Repeat visitors to the Bozeman Maze are likely to find a different path every time they show up. Constructed with 3,500 big and little wheat straw bales, maze master Dale Mandeville changes the 4 to 6-ft. tall walls mid season.

“I can swing a few walls around and in 2 or 3 hrs. completely change the path of the maze,” he says. “Doing that every couple weeks keeps people coming back.”

Mandeville’s mazes have proven popular since he built his first one in 1998. Each year the size and complexity have grown and so have the number of visitors. In recent years he has hosted between 6,000 and 7,000 visitors over a 4-week season. This year he expanded the season to 6 weeks.

For Mandeville, the bale maze has several advantages over corn mazes, besides the ability to change the design. “Corn mazes take up a lot of space,” he says. “We have a few acres on the edge of Bozeman, Mont., with room for the maze, parking and more. The straw is local with little value, and the bales lend themselves to complex designs.”

Mandeville’s first maze consisted of 500 small square bales and 60 large round ones that he baled on his grandfather’s farm. The next year the number of bales had tripled, and the design was more complex.

With the exception of a few years when he was starting a family and an engineering career, Mandeville has done one ever since, each bigger and more complex than before. He does the design and lays it out with large bales and the initial layer of small bales. As they became more complex a problem developed moving bales into the middle of the design.

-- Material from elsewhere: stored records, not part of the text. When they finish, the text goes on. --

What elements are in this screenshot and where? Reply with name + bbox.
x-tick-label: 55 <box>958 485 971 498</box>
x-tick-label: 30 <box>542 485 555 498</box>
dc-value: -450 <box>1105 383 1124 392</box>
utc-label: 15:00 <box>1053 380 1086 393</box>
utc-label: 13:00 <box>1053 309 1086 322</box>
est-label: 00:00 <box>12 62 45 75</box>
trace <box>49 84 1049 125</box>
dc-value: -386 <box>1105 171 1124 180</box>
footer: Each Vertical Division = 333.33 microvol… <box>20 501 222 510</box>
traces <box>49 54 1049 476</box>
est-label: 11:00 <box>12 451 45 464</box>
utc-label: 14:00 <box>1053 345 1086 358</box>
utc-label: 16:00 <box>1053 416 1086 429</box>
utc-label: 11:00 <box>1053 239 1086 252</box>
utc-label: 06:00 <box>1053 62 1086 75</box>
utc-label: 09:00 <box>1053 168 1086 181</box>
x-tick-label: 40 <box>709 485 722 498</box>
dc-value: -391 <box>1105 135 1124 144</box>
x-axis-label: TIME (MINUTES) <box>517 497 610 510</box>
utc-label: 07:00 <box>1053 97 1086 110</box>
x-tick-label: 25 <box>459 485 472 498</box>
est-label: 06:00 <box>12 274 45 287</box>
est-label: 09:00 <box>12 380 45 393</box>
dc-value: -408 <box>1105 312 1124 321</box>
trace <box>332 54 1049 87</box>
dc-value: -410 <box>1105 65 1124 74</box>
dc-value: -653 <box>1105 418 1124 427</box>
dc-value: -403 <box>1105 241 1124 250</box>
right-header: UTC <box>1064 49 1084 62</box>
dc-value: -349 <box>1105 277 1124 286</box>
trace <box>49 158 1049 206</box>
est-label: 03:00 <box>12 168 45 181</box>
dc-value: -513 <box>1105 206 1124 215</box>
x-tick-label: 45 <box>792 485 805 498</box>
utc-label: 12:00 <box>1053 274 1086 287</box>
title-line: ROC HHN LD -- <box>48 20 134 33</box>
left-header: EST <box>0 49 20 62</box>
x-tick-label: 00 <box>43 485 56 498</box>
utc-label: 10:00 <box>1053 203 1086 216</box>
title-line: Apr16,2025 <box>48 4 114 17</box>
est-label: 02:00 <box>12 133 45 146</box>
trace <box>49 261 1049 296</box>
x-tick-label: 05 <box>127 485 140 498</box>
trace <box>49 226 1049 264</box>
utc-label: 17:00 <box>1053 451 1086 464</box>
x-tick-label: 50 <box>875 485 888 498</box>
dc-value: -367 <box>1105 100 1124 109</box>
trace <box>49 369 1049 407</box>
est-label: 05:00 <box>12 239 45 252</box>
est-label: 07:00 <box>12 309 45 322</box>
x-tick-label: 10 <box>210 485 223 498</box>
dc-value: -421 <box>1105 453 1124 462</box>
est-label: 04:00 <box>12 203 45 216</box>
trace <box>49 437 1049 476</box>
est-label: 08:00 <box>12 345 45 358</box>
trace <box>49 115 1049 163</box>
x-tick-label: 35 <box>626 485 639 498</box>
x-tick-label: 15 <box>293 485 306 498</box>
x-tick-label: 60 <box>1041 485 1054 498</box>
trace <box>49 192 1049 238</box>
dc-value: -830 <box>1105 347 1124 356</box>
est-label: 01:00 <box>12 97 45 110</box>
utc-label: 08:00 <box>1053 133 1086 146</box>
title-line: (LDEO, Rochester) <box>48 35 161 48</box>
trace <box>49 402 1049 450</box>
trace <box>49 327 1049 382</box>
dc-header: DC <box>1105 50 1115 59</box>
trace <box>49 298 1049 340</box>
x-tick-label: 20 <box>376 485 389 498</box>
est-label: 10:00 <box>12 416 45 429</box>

“By 2008 we were using 2,500 bales, and my dad came up with the idea of sliding them into the middle on 2 by 12’s,” recalls Mandeville. “Now we have a crew of 10 to 12 people who work 4 hrs. a day for 3 days. They put up all the second, third and fourth layers of small bales. We have a quad-copter with a camera that we use to see how we are coming.”

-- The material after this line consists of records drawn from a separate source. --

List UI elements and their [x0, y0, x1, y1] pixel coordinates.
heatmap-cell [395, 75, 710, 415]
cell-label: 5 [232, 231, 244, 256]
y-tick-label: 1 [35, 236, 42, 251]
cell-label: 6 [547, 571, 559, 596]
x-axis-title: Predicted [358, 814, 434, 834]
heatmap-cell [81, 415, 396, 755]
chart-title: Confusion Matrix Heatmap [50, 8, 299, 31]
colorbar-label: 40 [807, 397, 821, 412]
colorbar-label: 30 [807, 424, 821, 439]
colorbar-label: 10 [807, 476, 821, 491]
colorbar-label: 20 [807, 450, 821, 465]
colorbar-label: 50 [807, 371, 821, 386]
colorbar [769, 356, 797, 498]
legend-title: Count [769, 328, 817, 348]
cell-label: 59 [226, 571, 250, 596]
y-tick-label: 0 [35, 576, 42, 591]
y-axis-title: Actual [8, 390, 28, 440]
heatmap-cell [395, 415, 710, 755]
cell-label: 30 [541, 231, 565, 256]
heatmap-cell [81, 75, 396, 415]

In 2011, a fire broke out just ahead of the final weekend. Mandeville used a tractor and loader to create a firebreak around the burning bales as the fire department contained it. He lost about half the bales, but with the help of friends, rebuilt it and was open for business 30 hrs. later.

The uniqueness of the bale maze, the complexity of the design and rebuilding immediately after the fire has given Mandeville consistent media attention and promotion. He has also added attractions over the years, including cotton candy, popcorn concessions, a mini train, bungee trampoline and a corn bin (straw bale walls) for kids to play in. However, it’s the maze with 4 check points people have to find that that keep them coming back. Mandeville warns that a maze shouldn’t be too complex.

“Most people spend 20 to 40 min. finding their way through the maze,” he says. “However, we’ve had people in there for an hour or more. Now we have a tower with a guide who can help people who get stuck or need to get out quickly.”

Mandeville charges $7 admission with extra charges for some attractions.